Detect AI-generated text
Differentiate between AI-generated and human written text in a document.
GitHub Repository: View on GitHub
Introduction
I developed a machine learning system to distinguish between human-written and AI-generated text.
As large language models (LLMs) like GPT-4, LLaMA, and Cohere become more advanced, their outputs are often indistinguishable from human writing. This can cause challenges in academic, journalistic, and professional settings where content authenticity matters.
My goal was to design, implement, and evaluate methods for reliably detecting AI-generated text — even from the most modern models.
Problem
AI text detection is difficult because:
- LLMs mimic human style, coherence, and vocabulary.
- Newer models constantly evolve, producing text that bypasses older detection methods.
- Traditional statistical methods often fail to capture subtle differences.
This project set out to build a robust classifier that could:
- Work across multiple datasets.
- Adapt to newer AI models.
- Maintain high accuracy on unseen data.
Approach
1. Data
I combined multiple datasets to train and evaluate the model:
- Kaggle competition essays – 1,000 samples.
- DAIGT train dataset – 5,000 samples.
- Generated essays – 500 samples produced using GPT-4, Cohere, etc., with varied prompts and temperatures.
- Hugging Face external dataset – 15,000 samples for out-of-distribution testing.
2. Features
I engineered multiple types of features to capture both style and structure:
- Vocabulary Richness – ratio of unique words to total words.
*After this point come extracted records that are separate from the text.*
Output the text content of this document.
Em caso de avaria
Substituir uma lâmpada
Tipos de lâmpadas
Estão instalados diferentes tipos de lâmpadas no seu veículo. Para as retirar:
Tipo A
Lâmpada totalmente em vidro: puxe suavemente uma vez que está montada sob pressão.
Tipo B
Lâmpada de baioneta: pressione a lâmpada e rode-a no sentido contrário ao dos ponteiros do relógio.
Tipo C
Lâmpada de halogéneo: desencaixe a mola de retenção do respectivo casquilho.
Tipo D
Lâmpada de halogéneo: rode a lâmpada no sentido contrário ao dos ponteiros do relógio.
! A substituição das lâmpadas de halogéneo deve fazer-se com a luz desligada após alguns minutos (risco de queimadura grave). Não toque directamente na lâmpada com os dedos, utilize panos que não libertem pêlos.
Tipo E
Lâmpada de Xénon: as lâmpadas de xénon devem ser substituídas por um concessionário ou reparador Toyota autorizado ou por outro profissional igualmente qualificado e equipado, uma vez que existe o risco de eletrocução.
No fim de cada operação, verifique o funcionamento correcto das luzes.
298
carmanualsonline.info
- Readability Scores – SMOG Index, Gunning Fog Index.
- Perplexity – using GPT-2 to measure text predictability.
- Polarity & Subjectivity – sentiment-based metrics.
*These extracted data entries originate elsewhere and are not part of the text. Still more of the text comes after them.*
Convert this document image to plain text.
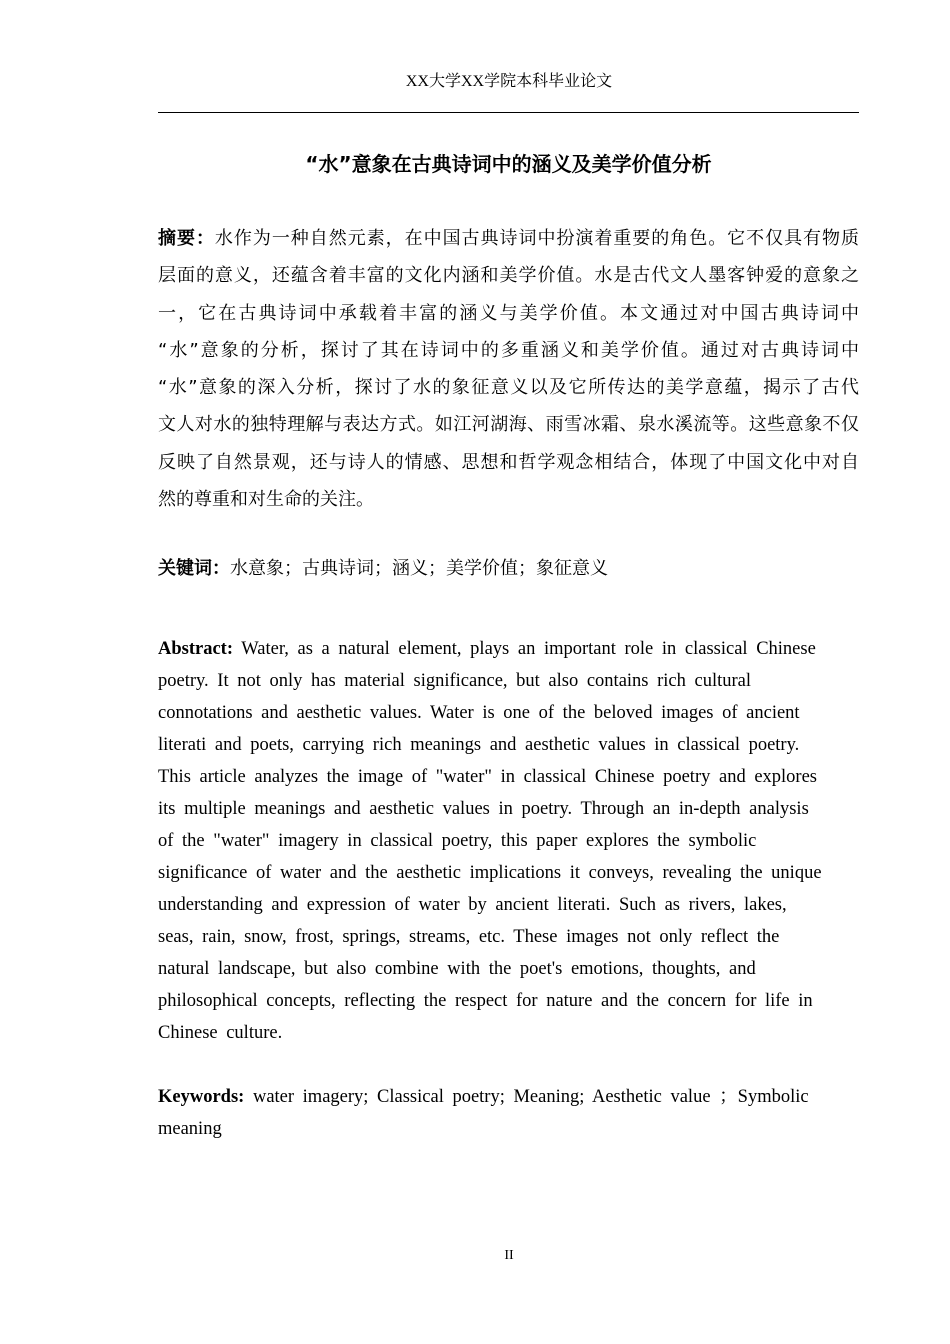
XX大学XX学院本科毕业论文
“水”意象在古典诗词中的涵义及美学价值分析
摘要：水作为一种自然元素，在中国古典诗词中扮演着重要的角色。它不仅具有物质
层面的意义，还蕴含着丰富的文化内涵和美学价值。水是古代文人墨客钟爱的意象之
一，它在古典诗词中承载着丰富的涵义与美学价值。本文通过对中国古典诗词中
“水”意象的分析，探讨了其在诗词中的多重涵义和美学价值。通过对古典诗词中
“水”意象的深入分析，探讨了水的象征意义以及它所传达的美学意蕴，揭示了古代
文人对水的独特理解与表达方式。如江河湖海、雨雪冰霜、泉水溪流等。这些意象不仅
反映了自然景观，还与诗人的情感、思想和哲学观念相结合，体现了中国文化中对自
然的尊重和对生命的关注。
关键词：水意象；古典诗词；涵义；美学价值；象征意义
Abstract: Water, as a natural element, plays an important role in classical Chinese
poetry. It not only has material significance, but also contains rich cultural
connotations and aesthetic values. Water is one of the beloved images of ancient
literati and poets, carrying rich meanings and aesthetic values in classical poetry.
This article analyzes the image of "water" in classical Chinese poetry and explores
its multiple meanings and aesthetic values in poetry. Through an in-depth analysis
of the "water" imagery in classical poetry, this paper explores the symbolic
significance of water and the aesthetic implications it conveys, revealing the unique
understanding and expression of water by ancient literati. Such as rivers, lakes,
seas, rain, snow, frost, springs, streams, etc. These images not only reflect the
natural landscape, but also combine with the poet's emotions, thoughts, and
philosophical concepts, reflecting the respect for nature and the concern for life in
Chinese culture.
Keywords: water imagery; Classical poetry; Meaning; Aesthetic value ；Symbolic
meaning
II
- Compression Factors – redundancy patterns via Lempel-Ziv and Gzip.
After analysis, I found perplexity, SMOG Index, and Gunning Fog Index were the most effective and generalizable.
3. Feature Selection
To reduce redundancy and overfitting, I performed Principal Component Analysis (PCA) and SHAP feature importance analysis.
These confirmed that perplexity, SMOG Index, and Gunning Fog Index were the most influential and distinct features.
3. Models Tested
I implemented and tuned:
- Support Vector Machine (SVM)
- XGBoost
- Multi-Layer Perceptron (MLP)
I optimized each with techniques like grid search, Bayesian optimization, and early stopping.
Results
Model | Test Accuracy | AUC-ROC | External Dataset Accuracy | External Dataset AUC-ROC |
---|---|---|---|---|
XGBoost | 89% | 0.95 | 81% | 0.90 |
SVM | 87% | 0.86 | 89% | 0.89 |
MLP | 80.7% | 0.85 | 85.5% | 0.94 |
Key Findings:
- Compression features alone performed poorly (~57% accuracy).
- Combining linguistic complexity and perplexity features gave the best results.
- The MLP with top 3 features (Perplexity, SMOG, Gunning Fog) was both accurate and generalizable.
- The model achieved 99% AUC on some external tests.
What I Solved
- Built a detection system that generalizes to data from completely new sources.
- Identified feature sets that stay effective even as AI models improve.
- Reduced overfitting by focusing on conceptually distinct features.
Conclusion
By combining linguistic readability metrics with model-based perplexity, I developed a detector that works across different datasets and AI text styles.
This project lays the groundwork for tools that maintain trust in academic, professional, and journalistic contexts.
Future Improvements
- Integrate transformer-based embeddings (BERT, RoBERTa).
- Continuously retrain on outputs from newer LLMs.
- Add semantic and discourse-level analysis.
- Deploy as a real-time detection service.